One of the most difficult things in the world for humans to do is to receive admonition.  Admonition is painful.  It is repugnant to our pride.  Fallen human nature simply does not like to be told that it is wrong and/or ignorant.  Because we have this natural (read "fallen") predisposition, receiving admonition is one of the premier signs of wisdom.  He who knows the most knows just how little he knows, while he who thinks he knows everything has yet to figure how much more there is left to know!

Enter 2018.

Receiving admonition is especially difficult in an age where our god is Self and our creed is Follow your heart.  Our culture has trained us to be self-centered and belligerent, so being corrected is hardly something we're prepared to take.  I have rights!  I have a voice!  When being true to oneself is the summum bonum, receiving admonition is worthless or even immoral.

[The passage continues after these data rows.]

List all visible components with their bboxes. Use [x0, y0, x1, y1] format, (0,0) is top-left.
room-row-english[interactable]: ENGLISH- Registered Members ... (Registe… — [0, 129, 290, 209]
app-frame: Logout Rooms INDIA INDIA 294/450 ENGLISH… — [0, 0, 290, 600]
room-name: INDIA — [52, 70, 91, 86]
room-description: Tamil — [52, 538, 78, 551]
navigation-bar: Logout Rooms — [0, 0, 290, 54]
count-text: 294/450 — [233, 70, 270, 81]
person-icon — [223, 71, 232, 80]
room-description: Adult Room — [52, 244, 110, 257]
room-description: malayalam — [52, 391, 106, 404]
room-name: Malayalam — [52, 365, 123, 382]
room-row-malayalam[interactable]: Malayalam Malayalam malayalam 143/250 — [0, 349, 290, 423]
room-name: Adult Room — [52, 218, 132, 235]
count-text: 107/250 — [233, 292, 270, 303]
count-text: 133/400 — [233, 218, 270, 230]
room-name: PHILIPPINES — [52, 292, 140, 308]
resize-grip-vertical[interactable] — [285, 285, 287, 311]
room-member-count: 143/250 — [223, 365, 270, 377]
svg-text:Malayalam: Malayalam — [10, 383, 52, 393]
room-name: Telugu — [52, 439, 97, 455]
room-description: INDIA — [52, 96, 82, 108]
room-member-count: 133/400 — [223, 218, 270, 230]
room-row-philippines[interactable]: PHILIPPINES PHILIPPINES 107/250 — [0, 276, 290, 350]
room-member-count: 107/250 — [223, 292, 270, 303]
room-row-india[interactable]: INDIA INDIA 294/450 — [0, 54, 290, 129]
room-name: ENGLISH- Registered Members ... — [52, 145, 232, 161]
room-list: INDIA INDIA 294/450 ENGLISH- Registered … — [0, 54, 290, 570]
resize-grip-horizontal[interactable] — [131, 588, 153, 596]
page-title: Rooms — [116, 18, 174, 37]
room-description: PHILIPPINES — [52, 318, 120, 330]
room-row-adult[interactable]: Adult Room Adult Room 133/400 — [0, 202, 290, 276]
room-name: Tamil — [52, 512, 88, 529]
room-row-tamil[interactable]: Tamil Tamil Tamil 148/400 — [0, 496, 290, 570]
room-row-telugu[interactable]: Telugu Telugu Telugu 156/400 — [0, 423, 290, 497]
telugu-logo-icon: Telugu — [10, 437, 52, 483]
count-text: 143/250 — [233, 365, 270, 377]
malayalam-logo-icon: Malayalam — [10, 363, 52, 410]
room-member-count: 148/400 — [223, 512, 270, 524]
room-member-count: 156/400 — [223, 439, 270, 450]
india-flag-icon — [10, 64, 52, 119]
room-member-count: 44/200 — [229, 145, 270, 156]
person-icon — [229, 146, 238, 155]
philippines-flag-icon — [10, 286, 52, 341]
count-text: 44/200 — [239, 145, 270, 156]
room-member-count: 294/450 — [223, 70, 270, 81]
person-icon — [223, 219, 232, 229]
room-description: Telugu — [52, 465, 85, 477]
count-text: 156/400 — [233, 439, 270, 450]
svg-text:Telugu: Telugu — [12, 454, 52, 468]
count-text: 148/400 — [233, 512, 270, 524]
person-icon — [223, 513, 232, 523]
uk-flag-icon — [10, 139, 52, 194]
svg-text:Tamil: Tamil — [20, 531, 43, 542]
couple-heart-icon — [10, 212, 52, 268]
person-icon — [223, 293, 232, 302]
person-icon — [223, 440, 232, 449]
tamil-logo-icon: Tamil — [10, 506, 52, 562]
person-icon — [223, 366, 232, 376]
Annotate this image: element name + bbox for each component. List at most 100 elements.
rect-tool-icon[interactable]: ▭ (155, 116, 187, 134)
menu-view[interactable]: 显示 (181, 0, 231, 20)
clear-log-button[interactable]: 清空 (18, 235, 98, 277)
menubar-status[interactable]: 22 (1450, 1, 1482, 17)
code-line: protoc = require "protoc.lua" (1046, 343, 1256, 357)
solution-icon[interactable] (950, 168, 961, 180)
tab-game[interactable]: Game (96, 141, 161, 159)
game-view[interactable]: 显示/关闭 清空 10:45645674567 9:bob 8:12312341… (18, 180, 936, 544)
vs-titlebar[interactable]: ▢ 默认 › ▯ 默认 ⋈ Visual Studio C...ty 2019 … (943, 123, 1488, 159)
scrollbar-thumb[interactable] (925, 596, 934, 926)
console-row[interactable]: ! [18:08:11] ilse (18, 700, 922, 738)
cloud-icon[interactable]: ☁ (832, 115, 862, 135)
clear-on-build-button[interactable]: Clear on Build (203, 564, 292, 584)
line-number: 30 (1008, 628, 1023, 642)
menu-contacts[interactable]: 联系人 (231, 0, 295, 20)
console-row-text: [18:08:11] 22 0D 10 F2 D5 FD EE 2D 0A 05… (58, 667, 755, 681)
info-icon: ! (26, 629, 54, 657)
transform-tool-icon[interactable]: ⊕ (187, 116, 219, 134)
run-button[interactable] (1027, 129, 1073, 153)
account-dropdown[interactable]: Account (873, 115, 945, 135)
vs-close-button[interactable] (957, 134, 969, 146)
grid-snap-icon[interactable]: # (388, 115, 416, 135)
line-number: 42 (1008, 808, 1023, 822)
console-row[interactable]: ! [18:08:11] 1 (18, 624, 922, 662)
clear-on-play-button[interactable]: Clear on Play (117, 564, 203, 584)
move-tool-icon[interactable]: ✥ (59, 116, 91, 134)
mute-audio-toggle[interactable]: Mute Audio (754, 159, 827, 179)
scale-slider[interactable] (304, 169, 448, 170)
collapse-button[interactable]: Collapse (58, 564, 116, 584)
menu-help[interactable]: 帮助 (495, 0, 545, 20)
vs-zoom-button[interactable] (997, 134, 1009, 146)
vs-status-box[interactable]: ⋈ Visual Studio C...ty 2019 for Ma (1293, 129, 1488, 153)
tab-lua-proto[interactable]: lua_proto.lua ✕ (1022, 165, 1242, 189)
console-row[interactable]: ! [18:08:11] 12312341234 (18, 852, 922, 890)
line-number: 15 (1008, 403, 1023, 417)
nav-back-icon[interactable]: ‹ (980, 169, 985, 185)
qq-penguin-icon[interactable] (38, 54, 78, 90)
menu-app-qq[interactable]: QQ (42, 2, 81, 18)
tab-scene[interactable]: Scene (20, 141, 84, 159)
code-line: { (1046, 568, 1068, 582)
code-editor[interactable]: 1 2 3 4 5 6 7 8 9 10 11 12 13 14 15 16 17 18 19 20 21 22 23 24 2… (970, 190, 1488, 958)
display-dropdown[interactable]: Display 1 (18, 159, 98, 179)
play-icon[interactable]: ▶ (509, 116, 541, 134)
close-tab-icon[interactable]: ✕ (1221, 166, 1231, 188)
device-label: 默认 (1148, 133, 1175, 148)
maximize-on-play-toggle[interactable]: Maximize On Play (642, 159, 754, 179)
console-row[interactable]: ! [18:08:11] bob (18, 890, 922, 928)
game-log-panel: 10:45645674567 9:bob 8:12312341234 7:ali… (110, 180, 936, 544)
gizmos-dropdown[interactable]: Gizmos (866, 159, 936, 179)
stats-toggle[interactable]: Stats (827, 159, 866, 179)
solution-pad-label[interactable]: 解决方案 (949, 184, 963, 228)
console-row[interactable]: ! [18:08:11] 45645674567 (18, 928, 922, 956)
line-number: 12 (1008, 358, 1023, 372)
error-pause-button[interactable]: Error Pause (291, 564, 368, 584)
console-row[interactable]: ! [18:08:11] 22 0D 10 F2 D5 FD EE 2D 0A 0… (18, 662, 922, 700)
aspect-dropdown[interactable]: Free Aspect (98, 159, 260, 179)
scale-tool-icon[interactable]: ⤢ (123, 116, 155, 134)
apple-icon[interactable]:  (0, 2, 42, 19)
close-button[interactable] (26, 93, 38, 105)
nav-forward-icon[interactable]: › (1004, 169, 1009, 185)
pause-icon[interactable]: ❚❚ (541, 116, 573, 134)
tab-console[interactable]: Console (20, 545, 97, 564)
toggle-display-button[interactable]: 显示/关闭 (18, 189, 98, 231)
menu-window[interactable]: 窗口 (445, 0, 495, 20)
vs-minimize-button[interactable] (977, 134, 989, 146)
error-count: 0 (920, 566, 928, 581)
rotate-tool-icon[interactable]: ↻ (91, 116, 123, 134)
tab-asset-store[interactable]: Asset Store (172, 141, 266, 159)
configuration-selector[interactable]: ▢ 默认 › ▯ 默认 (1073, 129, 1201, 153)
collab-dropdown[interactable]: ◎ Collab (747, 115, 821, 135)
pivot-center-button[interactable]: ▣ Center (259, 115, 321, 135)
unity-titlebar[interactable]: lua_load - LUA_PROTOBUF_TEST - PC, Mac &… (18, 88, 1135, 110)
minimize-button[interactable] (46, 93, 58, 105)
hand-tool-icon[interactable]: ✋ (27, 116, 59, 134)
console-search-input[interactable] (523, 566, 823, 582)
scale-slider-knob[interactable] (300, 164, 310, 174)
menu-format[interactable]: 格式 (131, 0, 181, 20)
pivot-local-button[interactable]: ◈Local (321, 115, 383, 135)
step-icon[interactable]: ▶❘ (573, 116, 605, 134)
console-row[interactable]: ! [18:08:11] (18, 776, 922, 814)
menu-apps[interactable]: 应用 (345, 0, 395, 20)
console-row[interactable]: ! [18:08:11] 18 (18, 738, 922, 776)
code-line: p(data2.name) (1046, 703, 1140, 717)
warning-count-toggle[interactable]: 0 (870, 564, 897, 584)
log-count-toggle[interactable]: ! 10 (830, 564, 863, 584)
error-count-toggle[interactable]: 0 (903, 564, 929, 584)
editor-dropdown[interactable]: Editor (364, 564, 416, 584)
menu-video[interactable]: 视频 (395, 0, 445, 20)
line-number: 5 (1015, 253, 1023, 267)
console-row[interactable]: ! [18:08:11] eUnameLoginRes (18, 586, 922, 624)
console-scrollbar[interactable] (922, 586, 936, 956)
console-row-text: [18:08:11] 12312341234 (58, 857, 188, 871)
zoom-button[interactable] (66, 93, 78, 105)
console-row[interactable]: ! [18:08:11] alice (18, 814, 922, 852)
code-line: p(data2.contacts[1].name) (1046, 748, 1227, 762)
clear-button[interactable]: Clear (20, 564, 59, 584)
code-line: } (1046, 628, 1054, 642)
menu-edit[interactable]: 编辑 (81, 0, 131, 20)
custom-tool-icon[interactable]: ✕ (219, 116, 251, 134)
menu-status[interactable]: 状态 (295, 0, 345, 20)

So much conflict resolution training, whether it be for the home or work place, focuses on how the person initiating a conversation needs to present his grievance in a way that will be well-received.  At risk of sounding like a chauvinist, I think men are often singled out as needing to be more sensitive in their approach (this emphasis on masculine insensitivity is probably not misguided).  Choosing our words and attitudes wisely is certainly both practical and Biblical (see Proverbs 15:1) because the way that we approach a problem can have a huge impact on whether or not that problem is successfully resolved.

What often happens, however, is that this important truth becomes an excuse for refusing to heed admonition.  How many times have you heard people reject counsel because someone used the wrong tone of voice or chose their words poorly?  I know I'm guilty of this.  I have denied valid concerns brought to me because I didn't like the way they were presented.  If we're honest, I think we all have, whether those words came from a parent, spouse, pastor, boss, coworker, or friend. 

While this is our natural response, it is not necessarily a good one.  Good communication is equal parts speaking and listening, so if we want to be effective communicators, we need to learn to receive truth, no matter how it is spoken.  Of course truth is most effectively communicated with a gentle, humble demeanor and cautious words, but that doesn't imply that words said harshly are automatically false.  We need to train our minds and hearts to heed wisdom and admonition, even if the volume is higher than we'd like.

This is also true of admonition that comes from people that we (to put it bluntly) don't like or don't respect.  Wisdom can come from the most unexpected sources imaginable, from a young child to an old fool.  Sometimes that annoying coworker is going to say something worth hearing.  Sometimes that idiot brother of yours is going to make a good point.  We need to develop the discernment to receive valid admonition, no matter where it originates.

The Christian walk is often a struggle, which is why God gave us each other.  The Christian life was never intended to be lived in isolation.  We need to learn to admonish each other gently and to receive admonition, even when it is isn't proffered as gently as we would like.